Taxa de mortalidade aumentou 33% em comparação ao último ano de maior índice, 2022

Otávio Timm
otavio@omunicipio.com.br

Brusque registrou, em 2024, o maior número de mortes relacionadas ao AVC nos últimos cinco anos. Segundo dados do Sistema de Informação sobre Mortalidade (SIM), disponibilizados pela Secretaria de Saúde do município, foram contabilizadas, até 6 de dezembro, 44 mortes. Esse número representa um aumento de 33% em relação ao último ano de maior índice, 2022, quando foram registradas 33 mortes.

O Portal da Transparência do Registro Civil informou que, até novembro, o Brasil registrou 95,5 mil mortes por AVC em 2024. Destas, 3,6% (cerca de 3,4 mil) ocorreram em Santa Catarina, com 55 em Brusque até 2 de dezembro.

A diferença em relação aos dados da Secretaria de Saúde se deve ao fato de o SIM considerar apenas óbitos de residentes no município.

O AVC, caracterizado pela obstrução ou ruptura de vasos no cérebro, é uma das principais causas de morte e incapacidade no Brasil. Segundo o Ministério da Saúde, o país registra entre 232 e 344 mil novos casos anuais, ou cerca de 978 diagnósticos diários.

A incidência entre jovens também é preocupante: 18% das ocorrências afetam pessoas de 18 a 45 anos, segundo a Rede Brasil AVC.

Números do AVC em Brusque

A reportagem avaliou os números registrados nos últimos cinco anos, desde 2019. Os resultados revelaram um aumento significativo no número de óbitos em 2021 e 2022. No entanto, tanto os anos anteriores quanto os subsequentes mantiveram-se estabilizados. Os dados foram atualizados no dia 2 de dezembro.

Como efeito de comparação, também foram utilizados os dados do SIM, disponibilizado pela secretaria de Saúde do município. Ele contabiliza mortes por: AVC não especificado, outras doenças cerebrovasculares e sequelas do AVC.

Entre janeiro e outubro de 2024, 498 pessoas de 44 a 80 anos foram atendidas com suspeita de AVC no Hospital Azambuja, em Brusque, conforme dados da Secretaria de Saúde. Isso reflete, segundo os especialistas, a ocorrência frequente da doença na cidade.

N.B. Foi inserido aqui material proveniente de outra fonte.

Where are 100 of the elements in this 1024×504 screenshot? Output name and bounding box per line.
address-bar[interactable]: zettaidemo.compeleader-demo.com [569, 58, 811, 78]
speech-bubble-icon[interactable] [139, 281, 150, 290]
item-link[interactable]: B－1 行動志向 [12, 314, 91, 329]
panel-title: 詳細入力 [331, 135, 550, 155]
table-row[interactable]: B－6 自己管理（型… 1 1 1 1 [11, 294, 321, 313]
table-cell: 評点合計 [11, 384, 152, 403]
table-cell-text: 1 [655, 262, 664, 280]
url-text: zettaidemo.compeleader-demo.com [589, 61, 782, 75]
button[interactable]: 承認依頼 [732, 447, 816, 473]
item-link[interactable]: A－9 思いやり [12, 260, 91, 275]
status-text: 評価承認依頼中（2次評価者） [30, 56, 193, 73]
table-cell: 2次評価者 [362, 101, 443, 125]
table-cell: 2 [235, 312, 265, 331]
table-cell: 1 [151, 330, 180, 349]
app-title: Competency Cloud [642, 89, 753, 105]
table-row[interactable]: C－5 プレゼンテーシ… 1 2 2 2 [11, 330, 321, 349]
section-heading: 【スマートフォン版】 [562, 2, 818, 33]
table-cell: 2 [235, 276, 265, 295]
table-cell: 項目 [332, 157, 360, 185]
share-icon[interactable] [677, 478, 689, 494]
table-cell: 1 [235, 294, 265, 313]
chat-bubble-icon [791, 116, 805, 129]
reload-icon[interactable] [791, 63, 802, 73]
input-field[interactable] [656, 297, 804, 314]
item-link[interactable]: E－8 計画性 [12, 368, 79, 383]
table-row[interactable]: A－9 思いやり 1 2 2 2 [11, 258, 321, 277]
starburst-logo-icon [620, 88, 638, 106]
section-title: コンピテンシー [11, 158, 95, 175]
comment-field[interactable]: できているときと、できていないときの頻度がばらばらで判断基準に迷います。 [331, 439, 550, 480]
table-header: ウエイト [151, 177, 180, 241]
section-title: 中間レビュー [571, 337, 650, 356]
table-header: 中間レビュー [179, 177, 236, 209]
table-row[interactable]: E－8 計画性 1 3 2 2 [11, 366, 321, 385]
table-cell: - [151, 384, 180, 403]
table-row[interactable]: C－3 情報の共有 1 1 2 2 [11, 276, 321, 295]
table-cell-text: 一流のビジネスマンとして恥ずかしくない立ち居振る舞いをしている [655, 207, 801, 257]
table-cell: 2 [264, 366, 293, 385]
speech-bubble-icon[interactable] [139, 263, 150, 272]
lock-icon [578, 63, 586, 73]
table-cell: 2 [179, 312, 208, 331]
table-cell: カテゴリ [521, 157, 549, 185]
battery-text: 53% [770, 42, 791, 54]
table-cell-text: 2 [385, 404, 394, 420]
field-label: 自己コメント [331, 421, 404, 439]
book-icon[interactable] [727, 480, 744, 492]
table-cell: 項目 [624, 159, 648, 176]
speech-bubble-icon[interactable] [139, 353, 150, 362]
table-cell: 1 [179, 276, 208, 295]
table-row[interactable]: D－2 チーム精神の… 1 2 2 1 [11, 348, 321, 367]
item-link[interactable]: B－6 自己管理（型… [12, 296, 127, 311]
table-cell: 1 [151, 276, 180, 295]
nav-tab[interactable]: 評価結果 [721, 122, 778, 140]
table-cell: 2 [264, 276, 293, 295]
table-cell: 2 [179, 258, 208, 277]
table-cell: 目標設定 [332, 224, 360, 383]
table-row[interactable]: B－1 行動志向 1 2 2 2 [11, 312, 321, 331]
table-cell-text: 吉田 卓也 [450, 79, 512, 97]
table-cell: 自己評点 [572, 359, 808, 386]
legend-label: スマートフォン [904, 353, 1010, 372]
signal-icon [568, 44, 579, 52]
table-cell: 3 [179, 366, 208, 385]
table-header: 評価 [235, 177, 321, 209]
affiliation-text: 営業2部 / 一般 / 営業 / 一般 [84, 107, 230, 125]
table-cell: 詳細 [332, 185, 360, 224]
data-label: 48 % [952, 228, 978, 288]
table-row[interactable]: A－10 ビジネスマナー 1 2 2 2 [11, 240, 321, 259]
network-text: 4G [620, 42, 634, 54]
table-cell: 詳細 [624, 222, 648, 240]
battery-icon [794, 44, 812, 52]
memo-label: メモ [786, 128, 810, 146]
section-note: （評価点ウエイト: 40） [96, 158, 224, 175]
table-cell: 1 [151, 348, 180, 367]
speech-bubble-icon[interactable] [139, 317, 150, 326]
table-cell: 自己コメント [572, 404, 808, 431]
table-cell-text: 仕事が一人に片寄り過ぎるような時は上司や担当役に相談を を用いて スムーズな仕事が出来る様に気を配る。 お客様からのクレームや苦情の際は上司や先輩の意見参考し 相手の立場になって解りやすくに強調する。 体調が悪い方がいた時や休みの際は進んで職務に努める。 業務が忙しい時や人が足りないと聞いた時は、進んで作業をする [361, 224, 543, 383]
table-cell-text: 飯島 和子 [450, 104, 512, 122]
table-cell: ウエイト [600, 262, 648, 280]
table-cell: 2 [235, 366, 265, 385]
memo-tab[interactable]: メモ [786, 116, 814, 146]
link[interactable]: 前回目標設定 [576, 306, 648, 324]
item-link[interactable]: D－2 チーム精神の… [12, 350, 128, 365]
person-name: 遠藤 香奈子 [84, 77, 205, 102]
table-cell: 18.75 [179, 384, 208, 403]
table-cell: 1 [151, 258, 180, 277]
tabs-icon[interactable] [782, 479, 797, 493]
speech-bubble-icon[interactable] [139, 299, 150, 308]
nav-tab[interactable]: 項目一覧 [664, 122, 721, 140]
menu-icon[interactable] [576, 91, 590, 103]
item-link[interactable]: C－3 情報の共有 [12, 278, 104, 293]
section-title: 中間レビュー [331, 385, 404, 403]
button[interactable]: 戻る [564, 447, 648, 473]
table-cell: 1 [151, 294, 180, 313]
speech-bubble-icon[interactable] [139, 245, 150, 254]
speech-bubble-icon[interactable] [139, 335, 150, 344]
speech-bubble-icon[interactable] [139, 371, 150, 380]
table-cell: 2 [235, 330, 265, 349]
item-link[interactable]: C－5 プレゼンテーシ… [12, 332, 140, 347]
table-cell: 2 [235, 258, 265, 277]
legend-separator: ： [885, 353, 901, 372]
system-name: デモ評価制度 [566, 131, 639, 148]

“Nosso objetivo é reduzir e estabilizar os índices, aprimorando os serviços e a capacitação da equipe de saúde no atendimento às vítimas de AVC”, afirmou a secretária de Saúde, Thayse Rosa.

Mortes por AVC

  • 2019 – 58 mortes (19 eram residentes segundo o SIM);
  • 2020 – 64 mortes (26 eram residentes segundo o SIM);
  • 2021 – 79 mortes (22 eram residentes segundo o SIM);
  • 2022 – 76 mortes (33 eram residentes segundo o SIM);
  • 2023 – 54 mortes (31 eram residentes segundo o SIM);
  • *2024 – 55 mortes (**44 eram residentes segundo o SIM). 

* Dados obtidos até o dia 2 de dezembro.
** Dados obtidos até o dia 6 de dezembro. 

Fatores de risco e tipos de AVC

Os fatores de risco para o AVC, segundo o neurologista Osvaldo Quirino de Souza, são semelhantes aos de outras doenças cardiovasculares, com a pressão alta sendo a principal causa. Outros fatores incluem obesidade, distúrbios no colesterol, triglicerídeos e sedentarismo, relacionados ao estilo de vida moderno.

Ele acredita que esses fatores podem ter contribuído para o aumento dos casos em 2024, com a crescente dependência da tecnologia e menor atenção à saúde.

O neurologista José Sion Cantos destaca ainda que condições genéticas, como doenças hemorrágicas que aumentam a coagulação e malformações vasculares, elevam o risco de AVC.

Os médicos explicam que o AVC pode ser classificado em dois tipos principais: o AVC isquêmico e o AVC hemorrágico.

O AVC isquêmico ocorre quando há uma obstrução no fluxo sanguíneo, geralmente devido a um bloqueio causado por um fragmento de coágulo que se desloca para outras áreas.

“Essa obstrução impede que o sangue e o oxigênio cheguem a partes do cérebro, resultando em uma isquemia (falta de oxigenação) nas áreas afetadas”, detalha Osvaldo.

Já o AVC hemorrágico, segundo Sion, ocorre quando há uma ruptura de um vaso sanguíneo no cérebro, geralmente devido a uma crise de pressão arterial muito alta ou a um aneurisma cerebral.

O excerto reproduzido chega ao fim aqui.